You can’t believe what is on a wine label. The North Coast California Cabernet Sauvignon proclaims it is 13.9% alcohol by volume - but in actual fact, and permitted in the United States, the real alcohol level can be 12.4% or 15.4%. And that’s a world of difference.
The Alcohol and Tobacco Tax and Trade Bureau - a cul de sac in the U.S. Treasury - is in charge of wine labels. Here is what its regulation says: “A tolerance of 1%, in the case of wines containing more than 14% of alcohol by volume, and of 1.5%, in the case of wines containing 14% or less of alcohol by volume, will be permitted either above or below the stated percentage.”
Why this matters: if you are counting alcohol units to stay within healthy guidelines - in the United Kingdom, that’s 14 alcohol units per week, for instance - it is mandatory to know the alcohol content of wines and beers. You can drink a lot more 9% Riesling than you can 15% Zinfandel. A standard pour of an 11% alcohol wine is 1.9 units. The same pour of 14% wine is 2.4 units. But a wine labeled 12.5% might be 11% or 14%.
You may even cross into DUI territory - just by using wrong, bad alcohol content numbers found on wine labels.
But how will you know how many units you’ve consumed if you do not know the alcohol count - and you don’t if you are drinking wines bottled in the U.S. and Australia (which also allows a 1.5% variance).
More disturbing news: a study reported on by the Washington Post found that 60% of wines tested under-reported alcohol content. Only 20% over-reported.
Also know: the other big fact, now trending, is that alcohol content of wines is steadily increasing in the United States, said Jörn Kleinhans, principal in The Sommelier Company in California. “The trend is for more alcohol in wines," he said. "It is not easy to find reds under 14%.”
The guess is that we just like a boozier wine - but nobody knows why alcohol content is up, just that it is.
So why are the labels so misleading? Multiple reasons, said experts. “It’s not intentional," said Keith Wallace, president of the Wine School of Philadelphia. "It’s bad science.” Besides, he added, “you only need estimates to make a good wine.” The winemaker, in other words, has no incentive to get precise in measuring alcohol content.
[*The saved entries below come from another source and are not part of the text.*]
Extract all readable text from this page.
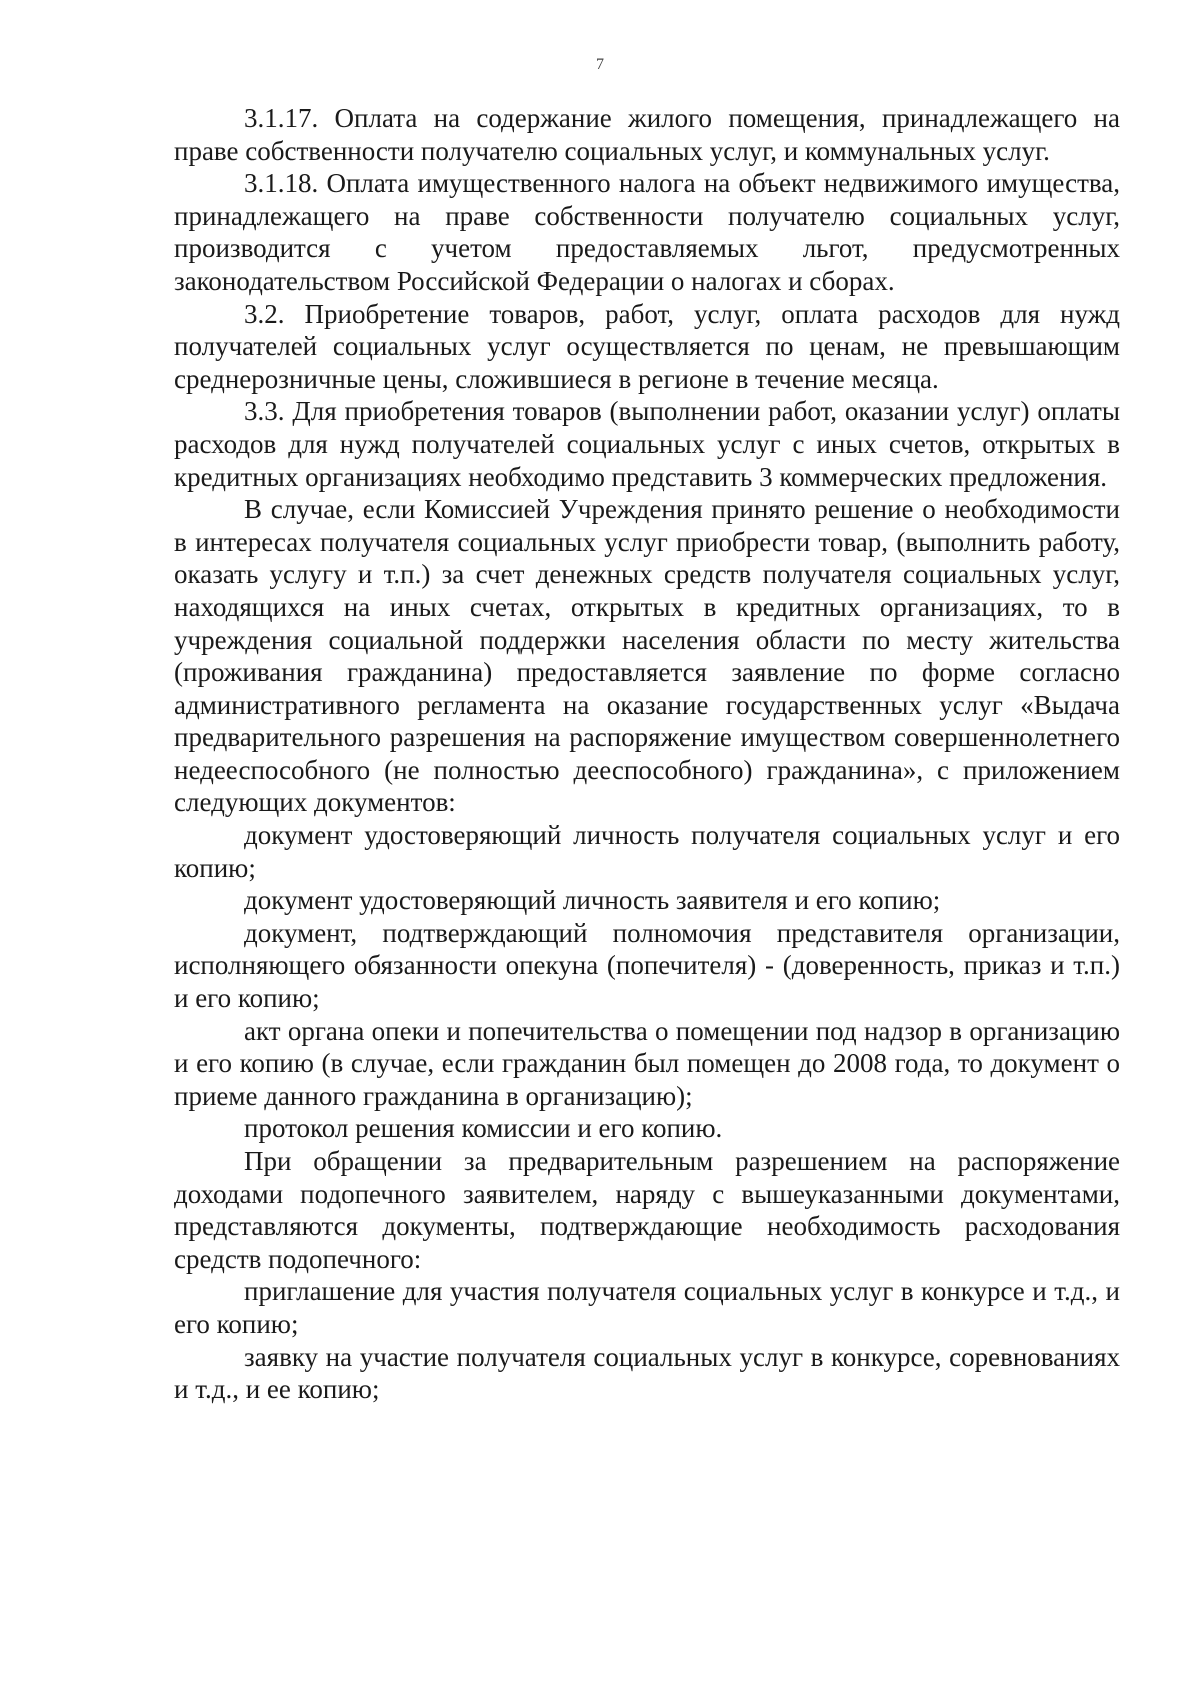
7

3.1.17. Оплата на содержание жилого помещения, принадлежащего на праве собственности получателю социальных услуг, и коммунальных услуг.

3.1.18. Оплата имущественного налога на объект недвижимого имущества, принадлежащего на праве собственности получателю социальных услуг, производится с учетом предоставляемых льгот, предусмотренных законодательством Российской Федерации о налогах и сборах.

3.2. Приобретение товаров, работ, услуг, оплата расходов для нужд получателей социальных услуг осуществляется по ценам, не превышающим среднерозничные цены, сложившиеся в регионе в течение месяца.

3.3. Для приобретения товаров (выполнении работ, оказании услуг) оплаты расходов для нужд получателей социальных услуг с иных счетов, открытых в кредитных организациях необходимо представить 3 коммерческих предложения.

В случае, если Комиссией Учреждения принято решение о необходимости в интересах получателя социальных услуг приобрести товар, (выполнить работу, оказать услугу и т.п.) за счет денежных средств получателя социальных услуг, находящихся на иных счетах, открытых в кредитных организациях, то в учреждения социальной поддержки населения области по месту жительства (проживания гражданина) предоставляется заявление по форме согласно административного регламента на оказание государственных услуг «Выдача предварительного разрешения на распоряжение имуществом совершеннолетнего недееспособного (не полностью дееспособного) гражданина», с приложением следующих документов:

документ удостоверяющий личность получателя социальных услуг и его копию;

документ удостоверяющий личность заявителя и его копию;

документ, подтверждающий полномочия представителя организации, исполняющего обязанности опекуна (попечителя) - (доверенность, приказ и т.п.) и его копию;

акт органа опеки и попечительства о помещении под надзор в организацию и его копию (в случае, если гражданин был помещен до 2008 года, то документ о приеме данного гражданина в организацию);

протокол решения комиссии и его копию.

При обращении за предварительным разрешением на распоряжение доходами подопечного заявителем, наряду с вышеуказанными документами, представляются документы, подтверждающие необходимость расходования средств подопечного:

приглашение для участия получателя социальных услуг в конкурсе и т.д., и его копию;

заявку на участие получателя социальных услуг в конкурсе, соревнованиях и т.д., и ее копию;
Partly, too, it’s just that Mother Nature is in control, according to Sam McCartney, president of SCM Beverage Brokers in Florida. "When the juice is fermented, they take a reading to be sure it meets the minimum standard," he said. "It is not an exact science. Mother Nature takes over and metabolizes additional sugar that increases the alcohol content or doesn't. That’s why the label states an average percent content.”